Flashback: A Preventable Disease

“The recently growing incidence of breast cancer is not mysterious,” wrote the late John Gofman in a 1993 report for the Committee on Nuclear Responsibility. “Breast cancer is a largely preventable disease… A large share of recent breast cancer in the United States is certainly due to past medical irradiation of the breasts with x-rays -at all ages, including infancy and childhood. Such irradiation is preventable, without any interference with necessary diagnostic radiology, and hence many future breast cancers need not occur.

“Our finding is that about three quarters of the clinical annual incidence of breast cancer in the United States is being caused by past irradiation, primarily from medical sources.”

Gofman acknowledged that “pesticide byproducts, hormone pills, diet, exercise, electro-magnetic fields, and several additional factors have been implicated by epidemiologic studies as potential contributors to recent rates of breast cancer. Do we dismiss these other forces? Not at all… There is no inherent conflict or competition between carcinogens. The multi-step genetic model of cancer development ‘permits’ contributions even to a single case of cancer, from heredity, ionizing radiation, viruses, and chemicals.”

The Next Big Thing: “Breast Density”

A breast-cancer specialist at California Pacific Medical Center, Steven Cummings, has been pitching the wonders of “advanced digital mammography” to measure “breast density.” Last winter I heard him address an audience of about 100 middle-aged women in San Francisco. Dr. Cummings is a big man with the softest, gentlest, most reassuring voice you would ever want to hear. His overarching goal is to spread terror -individualized, science-tinged terror.

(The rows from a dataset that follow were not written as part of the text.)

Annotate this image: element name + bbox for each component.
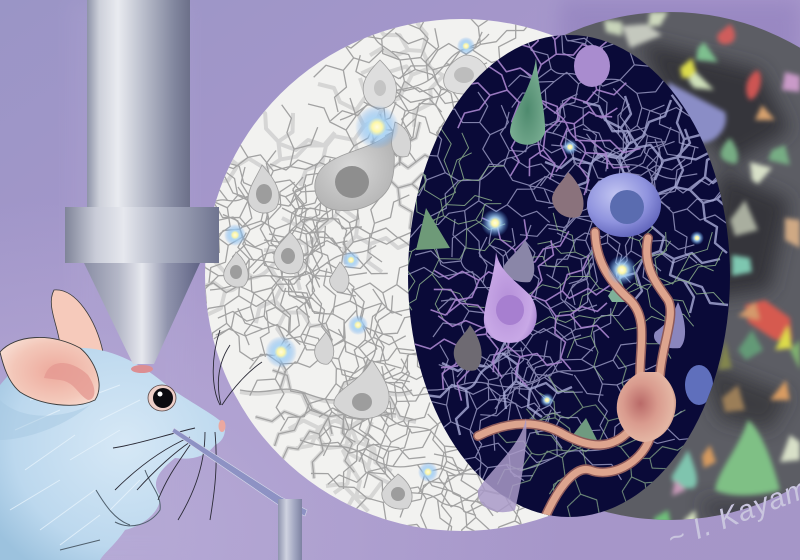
whiskers <box>113 330 262 520</box>
dendrites: green <box>408 128 724 517</box>
panel: grey line-drawing neurons <box>205 19 554 531</box>
glow points <box>224 37 704 482</box>
mouse <box>0 290 262 560</box>
inner ear <box>44 363 94 400</box>
collar <box>65 207 219 263</box>
neuron: grey-lilac <box>504 240 534 282</box>
dendrites: periwinkle <box>408 35 726 500</box>
fluorescent cell bodies <box>604 12 800 532</box>
neuron: lilac right <box>654 302 685 348</box>
dark background blotches <box>640 40 790 520</box>
front ear <box>0 337 99 405</box>
cone <box>84 263 200 364</box>
lick tube <box>172 428 307 516</box>
fur highlights <box>10 385 140 545</box>
neuron: green small <box>608 278 625 302</box>
eye <box>148 385 176 411</box>
neuron: big blue <box>587 173 661 237</box>
body <box>0 348 225 560</box>
neuron: purple top <box>574 45 610 87</box>
paw line <box>60 470 160 550</box>
grey neuron cells <box>224 55 488 509</box>
neuron: brown <box>552 172 584 218</box>
neuron: green lower <box>574 418 597 440</box>
nose <box>218 420 226 432</box>
laser spot <box>131 365 153 373</box>
neuron tubes: pink processes <box>478 232 670 530</box>
dendrite network <box>205 19 550 531</box>
dendrites: thick bright <box>428 94 728 436</box>
microscope objective <box>65 0 219 364</box>
neuron: blue right <box>685 365 713 405</box>
cell nuclei <box>230 67 474 501</box>
neuron: green <box>510 58 545 145</box>
panel: fluorescent image circle <box>564 12 800 520</box>
neuron: purple centre <box>484 252 537 343</box>
neuron: grey <box>454 325 482 371</box>
neurons <box>416 45 713 530</box>
panel: dark neuron circle <box>408 35 800 540</box>
holder stand <box>172 428 307 560</box>
neuron: green left <box>416 208 450 250</box>
neuron: big salmon <box>617 372 676 442</box>
shaft <box>87 0 190 208</box>
fur shadow <box>0 400 90 440</box>
dendrites: purple <box>414 35 641 401</box>
back ear <box>51 290 103 352</box>
soft shaded trunks <box>205 22 444 512</box>
neuron: pale violet cone overlapping the edge <box>478 418 526 512</box>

“…So our vision, the vision that drives the research that we’re now doing is that women can learn their risk when they have a mammogram. You answer just a few questions about your risk factors and the breast density will be measured automatically from the mammogram. And then we would use computer software built into the machines to calculate your risk factors and density. And the result would be a report of risk be it one percent in your lifetime or 10 percent in the next five years. And the report would go to you and your doctor. Based on that report. Let’s say you’re at high risk you could get serious about changing your lifestyle. Or you might decide that an MRI is an appropriate screening tactic. Or you would talk to your doctor about the preventive treatments such as raloxifene. If you’re at average risk, continue your mammograms. If you were at very low risk -that would be reassuring- and perhaps you could consider mammography less frequently.

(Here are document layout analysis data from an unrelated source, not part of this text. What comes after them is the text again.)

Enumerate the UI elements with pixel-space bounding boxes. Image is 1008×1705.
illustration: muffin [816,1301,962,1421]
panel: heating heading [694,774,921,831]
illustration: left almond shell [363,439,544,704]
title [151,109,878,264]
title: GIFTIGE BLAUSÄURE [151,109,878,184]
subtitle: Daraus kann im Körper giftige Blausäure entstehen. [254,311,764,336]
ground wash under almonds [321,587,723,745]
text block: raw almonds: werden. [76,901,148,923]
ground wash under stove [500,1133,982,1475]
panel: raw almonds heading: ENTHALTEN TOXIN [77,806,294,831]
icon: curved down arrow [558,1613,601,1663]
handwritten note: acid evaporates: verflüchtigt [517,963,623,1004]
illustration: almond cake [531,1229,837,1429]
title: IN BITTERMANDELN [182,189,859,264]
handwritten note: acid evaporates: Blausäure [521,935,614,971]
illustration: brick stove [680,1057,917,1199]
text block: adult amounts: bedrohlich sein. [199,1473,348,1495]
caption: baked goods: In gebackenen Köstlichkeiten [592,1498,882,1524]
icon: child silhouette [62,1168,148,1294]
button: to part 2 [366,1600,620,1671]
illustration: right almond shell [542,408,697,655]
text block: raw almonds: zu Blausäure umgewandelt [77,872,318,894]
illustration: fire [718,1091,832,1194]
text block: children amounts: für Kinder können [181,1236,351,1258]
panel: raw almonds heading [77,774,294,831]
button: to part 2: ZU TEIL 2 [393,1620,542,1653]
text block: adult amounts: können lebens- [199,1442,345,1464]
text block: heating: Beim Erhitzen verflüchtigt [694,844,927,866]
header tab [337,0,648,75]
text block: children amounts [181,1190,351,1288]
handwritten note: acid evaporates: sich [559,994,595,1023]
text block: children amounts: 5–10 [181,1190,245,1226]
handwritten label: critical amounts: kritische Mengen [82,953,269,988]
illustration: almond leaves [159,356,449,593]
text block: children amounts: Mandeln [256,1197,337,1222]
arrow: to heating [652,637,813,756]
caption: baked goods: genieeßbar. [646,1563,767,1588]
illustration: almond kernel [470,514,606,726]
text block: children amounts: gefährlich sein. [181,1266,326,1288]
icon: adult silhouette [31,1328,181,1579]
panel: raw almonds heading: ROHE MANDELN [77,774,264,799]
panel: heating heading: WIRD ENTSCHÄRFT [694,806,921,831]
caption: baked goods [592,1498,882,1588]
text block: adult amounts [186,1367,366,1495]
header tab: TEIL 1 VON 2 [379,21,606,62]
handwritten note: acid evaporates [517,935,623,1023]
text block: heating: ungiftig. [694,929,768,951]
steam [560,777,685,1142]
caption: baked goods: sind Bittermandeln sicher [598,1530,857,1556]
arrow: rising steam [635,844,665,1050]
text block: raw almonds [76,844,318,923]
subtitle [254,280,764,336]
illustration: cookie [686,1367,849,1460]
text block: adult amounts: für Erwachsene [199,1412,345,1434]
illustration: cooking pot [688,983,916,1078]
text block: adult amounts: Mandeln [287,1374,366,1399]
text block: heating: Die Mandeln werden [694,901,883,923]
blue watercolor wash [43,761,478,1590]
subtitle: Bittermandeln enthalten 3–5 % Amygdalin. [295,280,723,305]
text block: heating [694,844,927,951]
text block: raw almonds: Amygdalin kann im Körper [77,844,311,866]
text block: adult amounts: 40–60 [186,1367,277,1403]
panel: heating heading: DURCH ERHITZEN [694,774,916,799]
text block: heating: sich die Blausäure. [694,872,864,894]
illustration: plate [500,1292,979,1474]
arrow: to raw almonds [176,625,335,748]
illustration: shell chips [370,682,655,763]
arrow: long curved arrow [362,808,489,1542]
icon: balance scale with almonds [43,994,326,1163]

?So what we’re doing now at the Breast Health Center at CPMC is measuring breast density and collecting risk factors from women who are having mammograms. So far, 60,000 women have contributed to this research through the CPMC Breast Health Center. How do we measure your breast density? My colleagues and I have invented a little device which allows us, when put on the mammogram plate, to tell us exactly the volume of the breast, that’s very important to know how much tissue there is, and it also allows us to very accurately tell the density of the breast. So if you go in to have your mammogram you’ll see a little device on the side, Our goal is to measure density and risk factors in a quarter of a million women. A quarter of a million women having mammograms at CPMC and similar centers around the United States. With that data in hand we plan to develop a simple device  that could be installed on all digital mammography machines and it would give a woman her risk of breast cancer and allow her to make choices. But our big goal is, within 5-10 years, most women who want to know can know their risk.?

Some $3.3 billion was spent on mammograms last year in the U.S…. The more conservative approach, given what the word means, would be to advocate fewer mammograms. But the more conservative approach, given what the word has come to mean politically, is mammogram-on-demand. These spin-masters can make your head spin.